International Mammalian Genome Society

17th International Mouse Genome Conference

9-12 November 2003, Braunschweig, Germany


POSTER 169 - DISSECTING COMPLEX MULTIGENIC TRAITS BY MAPPING GENES THAT ACT SYSTEMICALLY THROUGH THEIR INFLUENCE ON MACROPHAGE CHARACTERISTICS

Fijneman RJA
VU University Medical Center, Amsterdam, the Netherlands

Co-Authors: 1) Vos M, 2) Demant P, 1) Kraal G
Institutions: 1) VU University Medical Center, Amsterdam, the Netherlands, 2) Roswell Park Cancer Institute, Buffalo, USA

Susceptibility to common diseases like cancer, atherosclerosis, infectious diseases and autoimmune diseases is influenced by multiple genetic factors. On the one hand, each of these diseases has its own distinct etiology and is therefore influenced by disease-specific susceptibility genes. On the other hand, some susceptibility genes may affect multiple diseases by functioning systemically. Our goal is to identify systemically-acting susceptibility genes by studying the genetics of macrophage characteristics because of the strong implications of macrophages in initiation and progression of various diseases.
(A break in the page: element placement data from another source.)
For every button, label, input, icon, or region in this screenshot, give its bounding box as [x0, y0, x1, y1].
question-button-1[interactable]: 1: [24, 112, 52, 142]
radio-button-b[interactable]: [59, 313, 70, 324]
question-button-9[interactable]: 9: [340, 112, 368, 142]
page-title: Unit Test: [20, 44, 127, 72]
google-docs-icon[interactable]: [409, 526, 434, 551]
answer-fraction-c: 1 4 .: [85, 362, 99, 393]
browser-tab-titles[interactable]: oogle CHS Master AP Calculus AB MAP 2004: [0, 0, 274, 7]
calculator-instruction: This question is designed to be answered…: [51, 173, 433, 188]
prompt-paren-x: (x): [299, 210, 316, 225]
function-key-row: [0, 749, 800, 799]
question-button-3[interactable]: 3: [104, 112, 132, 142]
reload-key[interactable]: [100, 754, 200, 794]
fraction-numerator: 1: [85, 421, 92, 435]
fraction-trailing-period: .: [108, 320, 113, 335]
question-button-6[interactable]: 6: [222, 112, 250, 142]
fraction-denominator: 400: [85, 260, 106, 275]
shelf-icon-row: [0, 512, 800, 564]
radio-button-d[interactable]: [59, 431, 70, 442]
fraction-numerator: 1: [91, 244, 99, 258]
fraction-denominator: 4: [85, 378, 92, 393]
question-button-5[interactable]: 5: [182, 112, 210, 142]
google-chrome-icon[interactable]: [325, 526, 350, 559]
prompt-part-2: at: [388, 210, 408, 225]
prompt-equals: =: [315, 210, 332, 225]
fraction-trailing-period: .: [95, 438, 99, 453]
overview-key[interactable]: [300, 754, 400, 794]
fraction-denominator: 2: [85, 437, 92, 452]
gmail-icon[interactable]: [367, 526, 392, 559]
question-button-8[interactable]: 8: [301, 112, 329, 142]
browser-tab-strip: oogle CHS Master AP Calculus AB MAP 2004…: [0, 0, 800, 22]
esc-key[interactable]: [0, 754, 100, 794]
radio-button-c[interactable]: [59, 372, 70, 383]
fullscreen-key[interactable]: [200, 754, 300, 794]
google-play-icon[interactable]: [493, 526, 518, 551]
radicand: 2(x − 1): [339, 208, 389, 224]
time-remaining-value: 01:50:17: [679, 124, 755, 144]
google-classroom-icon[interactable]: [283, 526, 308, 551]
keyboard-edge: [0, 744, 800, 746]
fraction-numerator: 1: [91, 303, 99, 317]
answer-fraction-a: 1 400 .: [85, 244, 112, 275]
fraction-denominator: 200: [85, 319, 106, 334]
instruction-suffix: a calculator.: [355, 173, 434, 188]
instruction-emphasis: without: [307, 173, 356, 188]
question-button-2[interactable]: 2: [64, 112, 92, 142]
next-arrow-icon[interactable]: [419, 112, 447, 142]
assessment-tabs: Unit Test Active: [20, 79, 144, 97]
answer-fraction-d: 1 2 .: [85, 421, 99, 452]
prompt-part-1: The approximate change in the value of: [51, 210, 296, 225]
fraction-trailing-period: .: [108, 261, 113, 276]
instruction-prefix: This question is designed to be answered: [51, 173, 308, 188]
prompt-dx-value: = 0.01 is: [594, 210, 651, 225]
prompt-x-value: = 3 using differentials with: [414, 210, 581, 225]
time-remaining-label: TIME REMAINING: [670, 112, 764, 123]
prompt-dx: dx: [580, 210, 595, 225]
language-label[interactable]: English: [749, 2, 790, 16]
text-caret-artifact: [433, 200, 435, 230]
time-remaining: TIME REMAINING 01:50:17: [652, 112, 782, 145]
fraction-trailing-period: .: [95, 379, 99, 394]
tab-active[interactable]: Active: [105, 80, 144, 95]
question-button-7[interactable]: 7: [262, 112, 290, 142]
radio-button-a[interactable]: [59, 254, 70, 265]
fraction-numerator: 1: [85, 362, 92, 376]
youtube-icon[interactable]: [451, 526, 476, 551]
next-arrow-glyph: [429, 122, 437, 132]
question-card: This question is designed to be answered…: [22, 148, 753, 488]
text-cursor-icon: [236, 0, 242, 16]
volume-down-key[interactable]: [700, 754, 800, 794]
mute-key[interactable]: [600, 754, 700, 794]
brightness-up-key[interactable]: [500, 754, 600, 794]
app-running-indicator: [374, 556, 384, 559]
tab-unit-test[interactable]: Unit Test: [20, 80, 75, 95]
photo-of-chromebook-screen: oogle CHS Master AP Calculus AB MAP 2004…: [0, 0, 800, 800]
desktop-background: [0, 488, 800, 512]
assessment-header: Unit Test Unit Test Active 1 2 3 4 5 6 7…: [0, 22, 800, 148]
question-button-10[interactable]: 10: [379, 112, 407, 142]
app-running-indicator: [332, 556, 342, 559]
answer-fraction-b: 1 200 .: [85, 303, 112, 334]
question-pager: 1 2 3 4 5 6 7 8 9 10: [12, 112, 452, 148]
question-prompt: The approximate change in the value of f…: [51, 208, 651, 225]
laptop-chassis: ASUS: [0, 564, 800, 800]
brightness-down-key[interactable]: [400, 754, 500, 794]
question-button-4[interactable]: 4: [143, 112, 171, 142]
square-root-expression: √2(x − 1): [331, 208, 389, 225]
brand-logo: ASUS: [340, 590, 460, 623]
Bone marrow-derived macrophages (BMMf) were obtained from individual mice of F2-crosses produced between several OcB-9/Dem-derived inbred strains and their common background strain O20/A, resulting in segregation of about 10% of the genome that is known to contain 11 out of 30 previously mapped susceptibility to lung cancer (Sluc) loci. BMMf were subjected to a series of assays including stimulation with lipopolysaccharides upon which secretion of TNFα and IL-12p40 was measured by ELISA, and expression of inducible nitric oxide synthase (iNOS) and cyclooxygenase-2 was determined by quantification of immunofluorescent staining. Here we report that two loci, Sluc6 and Sluc20, were significantly linked to secretion of TNFα and IL-12p40, and iNOS expression. Interestingly, both Sluc6 and Sluc20 are located within genomic regions that also influence lung tumor shape, susceptibility to intestinal cancer and autoimmune diseases, indicating that they might indeed affect multiple phenotypes. Future investigations aim to identify these 'macrophage-associated risk factors' upon which their influence on susceptibility to cancer and other diseases will be examined.